- Born: Maureen McEvoy 1945 (age 80–81) Tacoma, Washington, U.S.
- Education: Pennsylvania State University University of Southern California Emory University
- Spouse: Robert Edward Black
- Children: 2
- Awards: Maryland Women's Hall of Fame (2012)
- Scientific career
- Fields: Pediatric psychology, early childhood development, nutrition
- Workplaces: University of Maryland School of Medicine

= Maureen Black =

American pediatric psychologist

Maureen McEvoy Black (born 1945) is an American pediatric psychologist and expert in early childhood development. She specializes in growth and nutrition. Black was the John A. Scholl MD and Mary Louise Scholl MD Endowed Professor at the University of Maryland School of Medicine from 2003 to 2021.

== Life ==
Black was born in 1945 in Tacoma, Washington and raised in Altoona, Pennsylvania.
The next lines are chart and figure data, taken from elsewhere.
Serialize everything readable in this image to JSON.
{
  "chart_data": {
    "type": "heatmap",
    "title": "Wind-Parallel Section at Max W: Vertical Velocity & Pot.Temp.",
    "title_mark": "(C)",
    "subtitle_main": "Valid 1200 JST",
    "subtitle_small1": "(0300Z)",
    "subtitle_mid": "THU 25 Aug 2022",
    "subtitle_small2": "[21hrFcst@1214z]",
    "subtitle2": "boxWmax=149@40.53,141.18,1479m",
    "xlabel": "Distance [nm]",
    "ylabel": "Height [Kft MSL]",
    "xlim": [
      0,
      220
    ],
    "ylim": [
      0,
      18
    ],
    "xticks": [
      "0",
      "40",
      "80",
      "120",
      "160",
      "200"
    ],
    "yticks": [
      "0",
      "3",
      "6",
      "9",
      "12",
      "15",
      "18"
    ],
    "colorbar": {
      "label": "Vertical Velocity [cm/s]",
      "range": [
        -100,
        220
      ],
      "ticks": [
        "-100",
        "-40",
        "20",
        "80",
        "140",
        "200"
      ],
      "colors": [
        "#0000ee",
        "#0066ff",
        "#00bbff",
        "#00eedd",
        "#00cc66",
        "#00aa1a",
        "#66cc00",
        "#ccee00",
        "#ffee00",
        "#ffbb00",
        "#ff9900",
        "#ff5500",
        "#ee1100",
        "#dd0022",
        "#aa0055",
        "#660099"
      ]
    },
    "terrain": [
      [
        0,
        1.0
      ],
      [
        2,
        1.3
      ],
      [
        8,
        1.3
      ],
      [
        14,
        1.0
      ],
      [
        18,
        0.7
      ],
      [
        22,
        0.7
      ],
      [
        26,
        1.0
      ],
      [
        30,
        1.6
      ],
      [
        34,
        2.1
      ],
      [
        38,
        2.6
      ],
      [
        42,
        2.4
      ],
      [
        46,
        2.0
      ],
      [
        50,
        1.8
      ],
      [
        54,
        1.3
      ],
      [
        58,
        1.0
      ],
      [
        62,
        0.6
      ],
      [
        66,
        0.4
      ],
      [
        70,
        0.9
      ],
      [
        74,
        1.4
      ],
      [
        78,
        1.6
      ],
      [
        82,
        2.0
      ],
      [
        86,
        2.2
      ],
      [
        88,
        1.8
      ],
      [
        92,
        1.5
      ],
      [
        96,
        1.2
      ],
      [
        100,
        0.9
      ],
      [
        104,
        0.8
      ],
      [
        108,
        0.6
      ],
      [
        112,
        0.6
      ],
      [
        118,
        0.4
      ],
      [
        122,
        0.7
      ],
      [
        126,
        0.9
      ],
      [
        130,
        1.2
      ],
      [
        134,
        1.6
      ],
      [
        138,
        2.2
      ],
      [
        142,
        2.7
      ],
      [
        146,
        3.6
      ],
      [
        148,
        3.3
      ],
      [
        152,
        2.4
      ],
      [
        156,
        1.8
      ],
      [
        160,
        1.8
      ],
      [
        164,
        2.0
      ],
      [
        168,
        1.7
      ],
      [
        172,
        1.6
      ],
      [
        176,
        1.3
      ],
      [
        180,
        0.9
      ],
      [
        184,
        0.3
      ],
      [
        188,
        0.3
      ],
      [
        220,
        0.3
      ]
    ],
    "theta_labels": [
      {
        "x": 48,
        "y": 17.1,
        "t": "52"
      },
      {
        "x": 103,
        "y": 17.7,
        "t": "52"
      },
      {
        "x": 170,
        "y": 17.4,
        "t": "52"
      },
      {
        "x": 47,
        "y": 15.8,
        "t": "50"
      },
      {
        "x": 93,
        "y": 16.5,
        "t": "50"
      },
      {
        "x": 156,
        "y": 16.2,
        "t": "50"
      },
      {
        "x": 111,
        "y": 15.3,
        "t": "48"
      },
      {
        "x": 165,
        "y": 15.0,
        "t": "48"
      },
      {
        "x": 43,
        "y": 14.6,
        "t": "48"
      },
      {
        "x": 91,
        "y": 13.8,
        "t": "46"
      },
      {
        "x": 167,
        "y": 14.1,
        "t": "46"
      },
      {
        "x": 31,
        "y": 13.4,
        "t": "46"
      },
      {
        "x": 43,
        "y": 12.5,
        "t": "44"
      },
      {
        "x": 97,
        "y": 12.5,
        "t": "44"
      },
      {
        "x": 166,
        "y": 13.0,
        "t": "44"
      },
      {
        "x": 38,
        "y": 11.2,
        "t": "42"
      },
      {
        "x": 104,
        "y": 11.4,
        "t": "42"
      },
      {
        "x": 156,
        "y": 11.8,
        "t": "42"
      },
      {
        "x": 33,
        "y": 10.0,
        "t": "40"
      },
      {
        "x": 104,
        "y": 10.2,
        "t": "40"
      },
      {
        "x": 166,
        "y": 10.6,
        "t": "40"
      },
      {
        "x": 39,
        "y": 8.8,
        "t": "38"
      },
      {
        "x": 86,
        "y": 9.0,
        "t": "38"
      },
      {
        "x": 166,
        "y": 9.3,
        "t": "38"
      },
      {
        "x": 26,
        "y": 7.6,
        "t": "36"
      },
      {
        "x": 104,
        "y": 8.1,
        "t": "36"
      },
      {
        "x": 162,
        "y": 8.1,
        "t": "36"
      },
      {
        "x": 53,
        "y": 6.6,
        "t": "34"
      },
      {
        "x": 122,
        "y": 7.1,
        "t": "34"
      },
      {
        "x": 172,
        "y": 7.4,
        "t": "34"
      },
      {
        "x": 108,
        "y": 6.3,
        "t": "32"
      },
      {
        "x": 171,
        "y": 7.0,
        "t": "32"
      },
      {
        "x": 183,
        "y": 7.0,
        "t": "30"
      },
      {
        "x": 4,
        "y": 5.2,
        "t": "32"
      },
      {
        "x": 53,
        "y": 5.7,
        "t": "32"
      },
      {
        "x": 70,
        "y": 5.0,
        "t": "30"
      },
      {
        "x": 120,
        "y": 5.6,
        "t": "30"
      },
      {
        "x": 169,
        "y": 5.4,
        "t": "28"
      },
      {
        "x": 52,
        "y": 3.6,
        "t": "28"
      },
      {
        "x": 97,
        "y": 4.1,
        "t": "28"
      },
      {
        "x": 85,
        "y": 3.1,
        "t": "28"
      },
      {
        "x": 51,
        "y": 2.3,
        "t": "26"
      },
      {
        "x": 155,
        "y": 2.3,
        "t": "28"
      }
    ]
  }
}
In 1967, she earned a B.A. in mathematics and computer science from Pennsylvania State University. She was a systems analyst at IBM in New York, Philadelphia, London, and Los Angeles.

In 1973, she earned an M.A. in occupational therapy and psychology at the University of Southern California. Black completed a Ph.D. in psychology at Emory University in 1977. Her dissertation was titled, The relationship between teaching methods and the development of organizational skills in young children. Howard A. Rollins was the director of her Black's thesis. She helped undernourished children while living in Bangladesh and Peru for a number of years. Black completed a fellowship in developmental disabilities at the University of California, Los Angeles neuropsychiatric institute.

She is a pediatric psychologist and early childhood development expert. Black joined the department of pediatrics at the University of Maryland School of Medicine. She served as chief of its division of growth and nutrition. From 2003 to 2021, Black was the John A. Scholl MD and Mary Louise Scholl MD Endowed Professor. In 2012, she was inducted into the Maryland Women's Hall of Fame. She is an adjunct professor at the Johns Hopkins Bloomberg School of Public Health and the University of Maryland, Baltimore County. She is a fellow of the American Psychological Association.

As of 2012, Black lived in Anne Arundel County, Maryland with her husband, Robert Edward Black. They have two daughters.